Alonso continued, “For the longest of time, we heard a woman-led film will never open. I say, ‘Please check, Captain Marvel made a lot of money.’ Then they always told us that Black Panther was never going to open and that nobody wanted a completely Black cast, and that made $1.3B. So you can look at it from the social point of view, the cultural point of view. But truthfully, this is a business. From a fiscal point of view, you are leaving money on the table by not representing. I think 51% of our audience is female, 28% of our audience is Hispanic. If we don’t represent the people that watch what we make, eventually they’ll go elsewhere because somebody else will figure it out.”

What’s more, “We can only tell stories if we succeed and actually have money to make them. So the idea being, ‘If it makes money, why not make it?’ To me it seemed like a very simple equation, but it took a lot of time, a lot of talking.”

What does Alonso hope to see in the next five years as it relates to Women In Animation’s goal of 50/50 by 2025? “There is absolutely no doubt in my mind and in my heart that you can get there, but the ‘we’ is the part that worries me. We have to do it together because you can have an isolated group of people that are pushing and shoving and making sure that this is their priority, and yes they will make a change in that group of people, but you won’t make a true measurable change unless we do it as a whole. My hope is that in every room, in every conversation in every meeting, in every moment of consideration for others… that people actually take the time to think and say, ’Is this a balanced story or is this a one-person point of view story?’ It’s okay to have one point of view clearly, but what’s important is that if your lead is of a certain type, that doesn’t mean that everyone around is the same.”

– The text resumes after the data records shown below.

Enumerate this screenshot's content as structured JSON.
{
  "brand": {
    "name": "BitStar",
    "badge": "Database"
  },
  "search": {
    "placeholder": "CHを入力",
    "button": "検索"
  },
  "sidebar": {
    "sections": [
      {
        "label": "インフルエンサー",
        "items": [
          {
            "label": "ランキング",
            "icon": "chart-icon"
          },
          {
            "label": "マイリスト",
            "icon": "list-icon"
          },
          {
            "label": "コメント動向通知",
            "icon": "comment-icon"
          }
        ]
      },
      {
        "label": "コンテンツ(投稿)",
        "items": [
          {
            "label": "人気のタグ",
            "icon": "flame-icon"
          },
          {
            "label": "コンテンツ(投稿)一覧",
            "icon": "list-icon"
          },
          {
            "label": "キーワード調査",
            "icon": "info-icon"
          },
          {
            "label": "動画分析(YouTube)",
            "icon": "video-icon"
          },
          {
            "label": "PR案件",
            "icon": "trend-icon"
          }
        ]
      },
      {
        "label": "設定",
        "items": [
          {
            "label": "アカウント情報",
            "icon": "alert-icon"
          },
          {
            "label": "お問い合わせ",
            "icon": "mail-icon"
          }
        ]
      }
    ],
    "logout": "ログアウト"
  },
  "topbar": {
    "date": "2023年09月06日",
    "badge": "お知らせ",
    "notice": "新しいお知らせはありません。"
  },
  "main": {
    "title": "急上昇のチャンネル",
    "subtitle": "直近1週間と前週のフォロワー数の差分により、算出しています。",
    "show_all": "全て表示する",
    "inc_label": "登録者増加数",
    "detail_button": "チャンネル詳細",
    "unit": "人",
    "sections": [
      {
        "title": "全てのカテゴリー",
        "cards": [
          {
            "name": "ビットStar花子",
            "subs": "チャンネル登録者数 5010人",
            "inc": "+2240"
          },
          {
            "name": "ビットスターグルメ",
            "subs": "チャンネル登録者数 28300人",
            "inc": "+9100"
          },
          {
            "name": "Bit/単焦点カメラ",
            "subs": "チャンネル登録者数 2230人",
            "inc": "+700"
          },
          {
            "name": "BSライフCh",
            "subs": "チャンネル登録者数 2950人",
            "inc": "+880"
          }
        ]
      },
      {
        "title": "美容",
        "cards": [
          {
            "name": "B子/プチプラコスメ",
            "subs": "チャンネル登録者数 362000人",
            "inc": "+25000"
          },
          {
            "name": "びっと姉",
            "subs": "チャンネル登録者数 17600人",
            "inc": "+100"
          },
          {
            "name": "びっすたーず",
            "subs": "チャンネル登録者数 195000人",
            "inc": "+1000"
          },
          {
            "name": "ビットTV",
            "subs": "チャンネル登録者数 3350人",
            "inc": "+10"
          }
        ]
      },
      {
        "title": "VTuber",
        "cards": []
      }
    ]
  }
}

Alonso noted, “When I walk into a room I do a headcount of how many women. If there’s only three women in the room and there’s 17 men, I usually make this comment, ‘Oh, there’s a lot of men here today.’ Is it passive aggressive? No — you can take it that way if you have a dirty conscience — it’s really calling it what it is. It’s my reality, but I’m 15% of that equation. Still at this level it’s still not 50/50. I also don’t want a room full of women, I truly believe balance is good.
The male, the female and the other, all of that is good for us. Is it possible? Yes. Is it erosive and tiresome and an every day chore? Yes. Do you have to stay committed every hour of the day? Yes.”